Continuous versus intermittent presentation of visual eco-driving advice

Publisher's full text

Automatic eco-driving advice has the potential to improve fuel economy and reduce emissions. However, providing eco-driving information to the driver will inevitably draw attention away from the driving task. The objective of this research is to investigate the effects of intermittent versus continuous visual eco-driving information on glance behaviour in an attempt to find the best approach to display eco-driving information from a traffic safety perspective.

Twenty-eight truck drivers drove on a village road, a rural road and a motorway section in an advanced moving base truck simulator. A number of situations with relevance for eco-driving, such as traffic lights, crests, changes in posted speed limits, and a motorway entrance, were investigated. The level of difficulty of the traffic situations varied. Four conditions were tested: baseline without eco-driving information, intermittent feedback, continuous feedback and self-selected feedback (personalised settings selected by the driver).

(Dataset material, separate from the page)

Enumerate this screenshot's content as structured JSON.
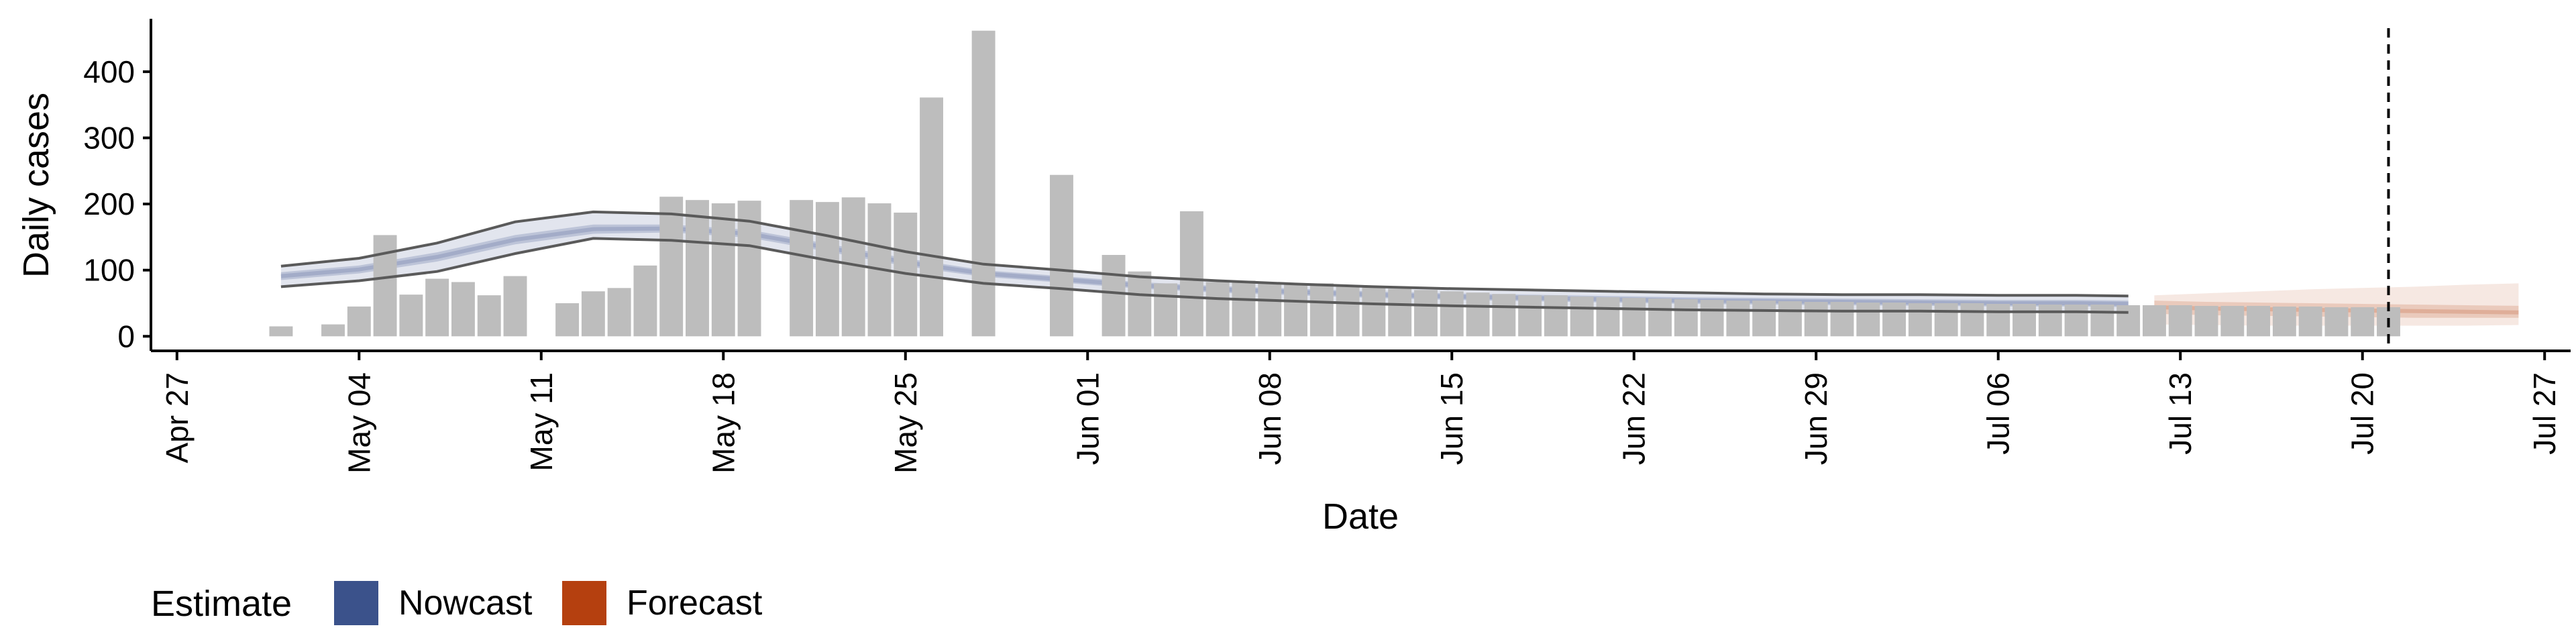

As expected, the drivers looked at the eco-driving system when it was active, and more so when the traffic situation was less demanding. Importantly, drivers waited longer with their first glance at the display when the traffic situation was more complex. In conclusion, intermittent information is recommended over continuous information as it leads to shorter dwell times, and as it is easier for the system designer to control when the periods of increased glance frequency occur, by presenting the information in strategically advantageous locations that are not demanding for the driver.